Ася думала о Платоне. Все эти прошедшие недели она думала о Платоне. Она хорошо помнила Платона, того чудесного юношу, чей взгляд каждую репетицию, как взметнувшееся пламя, был обращён в сторону Милены Соловьёвой. Он всегда смотрел на неё так, как смотрят на что-то несбыточное. И она, Ася, часто видела его бледное юношеское лицо, искажённое мукой. А что это была за мука, Асю совершенно не интересовало, она была занята другими делами. И сейчас ей было больно и стыдно, словно это было и её поражение, словно она, Ася Петровская, могла что-то предотвратить, могла что-то сделать — и не сделала. «Какая же я дура, — злобно думала Ася, — нет, я не просто дура, а я дура с иллюзией всемогущества, а это ещё хуже. Нет, ничего я не могла сделать, я ведь даже толком не знаю, что произошло. Почему, ну почему Платон именно так распорядился своей жизнью? Он что, не смог пережить смерть Милены, он любил её больше жизни? Но эпоха, когда мужчины стрелялись из-за любви, безвозвратно миновала». Ася, конечно, догадывалась о любви Платона к Милене, хотя он откровенно никогда не выказывал своих чувств. Да, он её любил. Ася сейчас это почувствовала почти физически. Любить можно кого угодно, даже того, кого презираешь, даже того, кто тебя предал и растоптал. Уж она-то это точно знала… Кажется, Платон говорил, что любовь не в том, кого любят, а в том, кто любит. Довольно красивая и довольно странная мысль. Мысль, которая в прах разбивает нашу хрупкую надежду на возможную взаимность. Видимо, он так сказал потому, что все великие философы, и Спиноза, и Кант, и сам Платон, и Демокрит, за исключением разве что Сократа, могли обходиться без этой самой разделённой плотской человеческой любви, даже несмотря на то, что она была неотвязным спутником их воображения.
«Бедный мальчик. Бедный маленький мальчик», — причитала Ася.

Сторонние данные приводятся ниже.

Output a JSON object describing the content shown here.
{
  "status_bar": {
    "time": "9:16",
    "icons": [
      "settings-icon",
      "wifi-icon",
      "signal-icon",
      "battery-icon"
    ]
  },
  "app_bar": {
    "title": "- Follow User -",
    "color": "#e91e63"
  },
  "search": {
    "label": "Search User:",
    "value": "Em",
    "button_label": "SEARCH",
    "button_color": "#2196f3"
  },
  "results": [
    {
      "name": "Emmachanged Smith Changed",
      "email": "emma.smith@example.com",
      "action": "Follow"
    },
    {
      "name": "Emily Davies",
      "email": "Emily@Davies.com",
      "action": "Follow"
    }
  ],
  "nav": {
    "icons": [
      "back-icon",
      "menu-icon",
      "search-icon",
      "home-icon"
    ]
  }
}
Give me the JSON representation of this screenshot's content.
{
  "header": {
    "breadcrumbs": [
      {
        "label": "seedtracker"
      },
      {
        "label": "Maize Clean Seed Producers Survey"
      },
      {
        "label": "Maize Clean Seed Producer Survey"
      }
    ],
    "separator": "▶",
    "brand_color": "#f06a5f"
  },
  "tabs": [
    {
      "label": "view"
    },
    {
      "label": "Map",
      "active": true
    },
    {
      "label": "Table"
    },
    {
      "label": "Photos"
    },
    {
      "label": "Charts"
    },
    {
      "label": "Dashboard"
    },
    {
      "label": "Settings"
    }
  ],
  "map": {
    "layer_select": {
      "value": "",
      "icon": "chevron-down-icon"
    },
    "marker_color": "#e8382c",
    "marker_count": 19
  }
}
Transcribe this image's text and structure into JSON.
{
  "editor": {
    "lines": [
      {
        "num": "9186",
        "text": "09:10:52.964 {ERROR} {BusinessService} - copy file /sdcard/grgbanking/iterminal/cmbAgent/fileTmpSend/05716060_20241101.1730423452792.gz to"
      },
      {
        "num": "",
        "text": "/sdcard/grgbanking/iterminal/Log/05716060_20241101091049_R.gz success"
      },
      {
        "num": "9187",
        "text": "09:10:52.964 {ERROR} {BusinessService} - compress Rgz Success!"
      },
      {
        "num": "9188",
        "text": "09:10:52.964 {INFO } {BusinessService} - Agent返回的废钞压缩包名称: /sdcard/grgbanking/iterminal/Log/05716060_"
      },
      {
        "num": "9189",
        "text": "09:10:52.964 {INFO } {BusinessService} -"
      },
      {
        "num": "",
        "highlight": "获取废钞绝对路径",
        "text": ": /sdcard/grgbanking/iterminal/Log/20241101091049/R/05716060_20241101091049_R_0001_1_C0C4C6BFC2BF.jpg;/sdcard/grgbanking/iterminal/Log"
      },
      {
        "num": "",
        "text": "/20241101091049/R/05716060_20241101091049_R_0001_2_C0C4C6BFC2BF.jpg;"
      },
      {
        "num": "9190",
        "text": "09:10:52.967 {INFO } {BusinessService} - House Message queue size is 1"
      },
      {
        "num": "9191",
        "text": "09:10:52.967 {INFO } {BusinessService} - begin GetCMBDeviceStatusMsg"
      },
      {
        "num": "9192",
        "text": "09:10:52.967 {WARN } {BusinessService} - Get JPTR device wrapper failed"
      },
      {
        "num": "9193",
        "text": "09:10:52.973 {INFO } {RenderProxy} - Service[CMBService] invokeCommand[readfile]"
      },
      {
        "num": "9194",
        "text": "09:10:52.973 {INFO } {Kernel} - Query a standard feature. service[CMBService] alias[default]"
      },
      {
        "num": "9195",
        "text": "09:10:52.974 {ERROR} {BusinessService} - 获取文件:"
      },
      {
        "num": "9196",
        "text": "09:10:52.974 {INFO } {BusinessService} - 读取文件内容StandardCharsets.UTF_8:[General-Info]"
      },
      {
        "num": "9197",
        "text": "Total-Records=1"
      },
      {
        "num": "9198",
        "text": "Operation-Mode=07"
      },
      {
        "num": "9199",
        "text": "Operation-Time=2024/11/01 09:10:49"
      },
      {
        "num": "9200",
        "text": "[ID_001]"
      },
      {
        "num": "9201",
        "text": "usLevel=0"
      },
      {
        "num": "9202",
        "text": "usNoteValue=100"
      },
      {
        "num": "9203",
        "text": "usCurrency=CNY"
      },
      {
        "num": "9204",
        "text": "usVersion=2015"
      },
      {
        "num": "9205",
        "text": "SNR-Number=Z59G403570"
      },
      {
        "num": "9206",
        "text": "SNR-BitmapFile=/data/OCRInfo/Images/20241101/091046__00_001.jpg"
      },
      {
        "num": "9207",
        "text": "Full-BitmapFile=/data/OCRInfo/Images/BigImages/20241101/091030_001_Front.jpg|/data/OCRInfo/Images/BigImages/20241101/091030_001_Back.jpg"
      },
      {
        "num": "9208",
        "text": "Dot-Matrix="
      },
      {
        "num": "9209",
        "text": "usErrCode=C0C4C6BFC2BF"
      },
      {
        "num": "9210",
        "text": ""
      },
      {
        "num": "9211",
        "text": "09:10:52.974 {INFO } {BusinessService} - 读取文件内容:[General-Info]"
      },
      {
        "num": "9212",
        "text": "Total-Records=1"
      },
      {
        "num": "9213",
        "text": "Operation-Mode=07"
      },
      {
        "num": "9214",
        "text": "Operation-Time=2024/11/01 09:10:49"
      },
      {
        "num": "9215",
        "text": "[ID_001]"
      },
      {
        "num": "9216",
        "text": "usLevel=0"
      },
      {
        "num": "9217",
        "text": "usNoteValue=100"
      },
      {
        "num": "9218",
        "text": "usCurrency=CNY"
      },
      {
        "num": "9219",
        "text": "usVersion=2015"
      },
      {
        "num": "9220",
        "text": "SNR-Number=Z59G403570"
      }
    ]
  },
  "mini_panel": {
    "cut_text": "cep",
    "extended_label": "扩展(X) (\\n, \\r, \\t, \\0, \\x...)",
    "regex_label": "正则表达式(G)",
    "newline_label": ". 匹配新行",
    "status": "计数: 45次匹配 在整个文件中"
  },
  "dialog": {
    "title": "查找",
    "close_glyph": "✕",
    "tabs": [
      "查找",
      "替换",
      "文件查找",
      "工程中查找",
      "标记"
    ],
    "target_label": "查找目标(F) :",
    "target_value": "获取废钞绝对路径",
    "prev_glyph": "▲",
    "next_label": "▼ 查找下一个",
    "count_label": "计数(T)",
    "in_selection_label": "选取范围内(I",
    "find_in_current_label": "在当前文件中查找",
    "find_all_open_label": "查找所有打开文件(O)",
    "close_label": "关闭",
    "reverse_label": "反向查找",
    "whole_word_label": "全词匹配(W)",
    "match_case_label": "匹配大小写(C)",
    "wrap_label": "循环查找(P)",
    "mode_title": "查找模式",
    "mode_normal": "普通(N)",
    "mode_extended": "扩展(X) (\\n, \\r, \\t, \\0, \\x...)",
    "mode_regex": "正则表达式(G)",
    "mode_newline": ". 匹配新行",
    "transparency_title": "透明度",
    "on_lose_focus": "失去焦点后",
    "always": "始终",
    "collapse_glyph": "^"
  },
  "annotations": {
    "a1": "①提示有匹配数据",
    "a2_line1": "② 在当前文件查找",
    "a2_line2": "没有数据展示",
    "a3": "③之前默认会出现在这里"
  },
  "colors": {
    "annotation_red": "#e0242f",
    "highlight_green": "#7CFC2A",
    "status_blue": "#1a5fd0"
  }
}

Он остался в её памяти мягким и общительным, но слишком натянутым и перенапряжённым настолько, что готов был лопнуть как струна. И она, Ася, это видела. Она всё видела, она старше его и опытнее. Видела, но не придала значения, сочла неважным, несущественным и ничего не сделала. А что она могла сделать? Наш пережитый опыт мало чем может помочь другому человеку. Как бы мы об этом ни кричали на каждом углу, как бы мы ни навязывали этот самый опыт окружающим. Они его отшвыривают, как ненужный старый хлам. Каждый проживает свою жизнь как в первый день от сотворения мира. И жизнь-то, оказывается, нельзя делить на пустяки и важное, ибо в жизни всё одинаково важно. Всеми этими думами Ася была совершенно выбита из колеи, она страдала.
Только сейчас ей пришла в голову мысль: чтобы покончить с собой, нужно быть по-настоящему сильным человеком. У неё бы никогда не хватило мужества и сил. Ася тяжело вздохнула и закурила сигарету. Глаза её были густо обведены тёмными кругами.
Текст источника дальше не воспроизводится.